Weighted fair queue uses the min-max-fair-share algorithm to distribute packet. The min fair-share means the network OS will distribute equally minimum resource for each type of packet. The max fair-share means the network OS will provide more resource for packet that need to transfer large amount of date at that moment, but it will take the resource back after transferring. “Weighted” means the scheduler will assign weight for each type of packet. Base on the weight, it will determine how to put packet into the queue and serve them. Usually, each packet will be weighted base on IP Precedence field from IP header of each packet.

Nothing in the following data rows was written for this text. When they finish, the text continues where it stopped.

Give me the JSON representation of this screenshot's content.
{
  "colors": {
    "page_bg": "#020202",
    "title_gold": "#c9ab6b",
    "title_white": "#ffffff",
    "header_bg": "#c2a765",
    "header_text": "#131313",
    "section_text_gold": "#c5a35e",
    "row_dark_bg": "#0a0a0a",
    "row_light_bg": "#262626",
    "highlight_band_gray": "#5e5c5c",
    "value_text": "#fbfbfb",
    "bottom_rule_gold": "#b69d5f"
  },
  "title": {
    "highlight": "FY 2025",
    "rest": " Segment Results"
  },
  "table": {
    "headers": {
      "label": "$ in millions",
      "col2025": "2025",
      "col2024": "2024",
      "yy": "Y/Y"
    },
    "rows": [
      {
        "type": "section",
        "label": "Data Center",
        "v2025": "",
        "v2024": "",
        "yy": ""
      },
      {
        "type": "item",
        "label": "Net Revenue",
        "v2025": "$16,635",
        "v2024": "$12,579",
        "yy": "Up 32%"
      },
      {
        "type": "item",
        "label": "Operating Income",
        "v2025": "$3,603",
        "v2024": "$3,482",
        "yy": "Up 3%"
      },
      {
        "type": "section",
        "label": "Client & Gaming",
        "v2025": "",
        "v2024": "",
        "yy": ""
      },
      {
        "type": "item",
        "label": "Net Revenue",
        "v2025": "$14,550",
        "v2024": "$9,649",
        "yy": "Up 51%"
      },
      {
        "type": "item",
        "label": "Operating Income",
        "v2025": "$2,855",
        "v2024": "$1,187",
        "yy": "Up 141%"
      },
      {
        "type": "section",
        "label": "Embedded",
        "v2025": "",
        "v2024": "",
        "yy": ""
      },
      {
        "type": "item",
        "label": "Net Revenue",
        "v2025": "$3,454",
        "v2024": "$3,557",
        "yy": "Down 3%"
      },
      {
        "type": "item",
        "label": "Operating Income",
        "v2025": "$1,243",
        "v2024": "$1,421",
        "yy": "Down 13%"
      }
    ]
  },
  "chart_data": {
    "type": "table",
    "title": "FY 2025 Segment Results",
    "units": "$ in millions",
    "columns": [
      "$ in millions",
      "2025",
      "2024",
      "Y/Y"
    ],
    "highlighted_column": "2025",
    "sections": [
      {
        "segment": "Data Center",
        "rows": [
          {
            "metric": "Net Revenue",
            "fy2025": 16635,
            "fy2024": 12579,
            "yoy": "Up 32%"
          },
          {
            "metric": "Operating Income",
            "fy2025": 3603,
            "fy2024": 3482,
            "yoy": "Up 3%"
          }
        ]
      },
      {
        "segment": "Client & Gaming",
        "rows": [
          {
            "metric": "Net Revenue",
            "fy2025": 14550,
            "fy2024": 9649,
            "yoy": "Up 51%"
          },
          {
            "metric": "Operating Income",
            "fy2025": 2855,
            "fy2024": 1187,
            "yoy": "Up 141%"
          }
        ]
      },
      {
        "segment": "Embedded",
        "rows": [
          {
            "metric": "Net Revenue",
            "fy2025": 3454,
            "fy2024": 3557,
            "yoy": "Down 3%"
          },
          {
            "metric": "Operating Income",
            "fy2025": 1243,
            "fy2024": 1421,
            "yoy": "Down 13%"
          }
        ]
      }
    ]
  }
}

Fair allocation = (resource capacity – resource already allocated) / number of packets

Priority queue (PQ)

Priority queue is divided into 4 sub queues with different priorities. Data in each queue are only served when the higher priority queues are empty. If data come into the empty higher priority queue while the network OS is transferring data of lower priority queue, network OS will hold data of the lower priority queue and process data in higher priority queue first. The network OS does not care how long lower priority queues have to wait for their turn because eventually data will finishes each queue from highest to lowest priority first before moving the next queue. Within each queue, data are forwarded based on First-In-First-Out basis.
Custom queue (CQ)

Custom queue is divided into 17 different sub queues. The first queue, queue 0, is reserved for the OS to transmit system data, the other 16 queues are for user-defined data. User can define various important data and assign them into each queue. Each queue has limited size and it will drop all coming data if it reaches that limit. Each queue is serviced based on how much data is served in each queue. If that limit is met, the network OS will hold data of current queue and services the next queue until that queue is empty or it reaches its data limit. If one queue is empty, the iOS will skip that queue and service the next queue.